Much of the feedback about the proposed Hy-Vee grocery store on the southeast corner of Woodland Drive expressed excitement about that store coming to Waunakee yet with the caveat that the developer be denied Tax Incremental Financing.

That tool has often sparked controversy, but it is perhaps the only one municipalities can use to encourage new development.

Within a TIF district, property values are frozen at the predevelopment rate. The municipality or the developer can borrow funds to aid with infrastructure costs such as grading, new roads and electrical, water and sewer extensions. Borrowing is then repaid by the added tax increment resulting from the increased property value.

TIF was created not so developers could stuff their pockets with this cash; instead, it is meant to bridge a financial gap for development costs and create a larger tax base for the community. At the end of the district’s life, the full value of the redeveloped property returns to the tax rolls.
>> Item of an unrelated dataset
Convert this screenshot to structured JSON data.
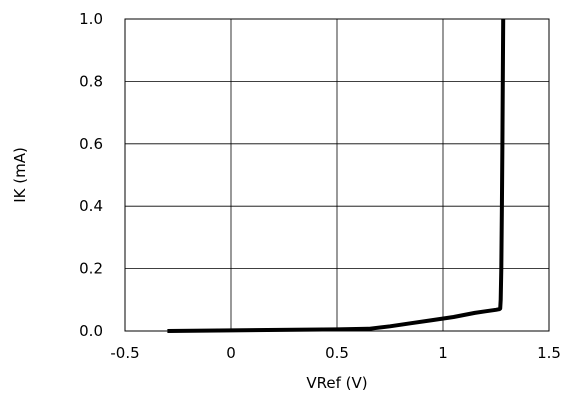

Depending on the type of district, the district’s life must close within 20 to 27 years.

The development also creates construction jobs, and where manufacturing, office and retail facilities are built, long-term employment. In some cases, TIF can also help municipalities pay for the costs of road construction, such as the Hwy. Q project where a safer intersection at West Woodland Drive was included, along with stoplights and sidewalks among other improvements.

In this case, Forward Development Group – not Hy-Vee – is the developer. Forward Development Group has other plans for the site, as well, including a coffee shop, offices and other retail, senior housing, multifamily housing and a few single-family homes. That developer has proposed concept plans for the site in the past, as well. This time, Hy-Vee is proposed to be an anchor of the new neighborhood.

Some oppose the use of TIF because they would prefer development occur without that delay in the value being added to the tax rolls. During the life of the district, it’s been said that new development results in increased school enrollment, added traffic and additional roads, creating more demand on public services without the additional tax revenue to pay for it.

Yet TIF is to be used only when the development would not occur without the incentive, often referred as the “but for” clause in the state law.

As the Waunakee Plan Commission and Village Board consider the Forward Development Group’s proposal, these will be points to consider. No action has been taken on the plan, and likely several more meetings will occur to determine whether shovels will ever reach the ground.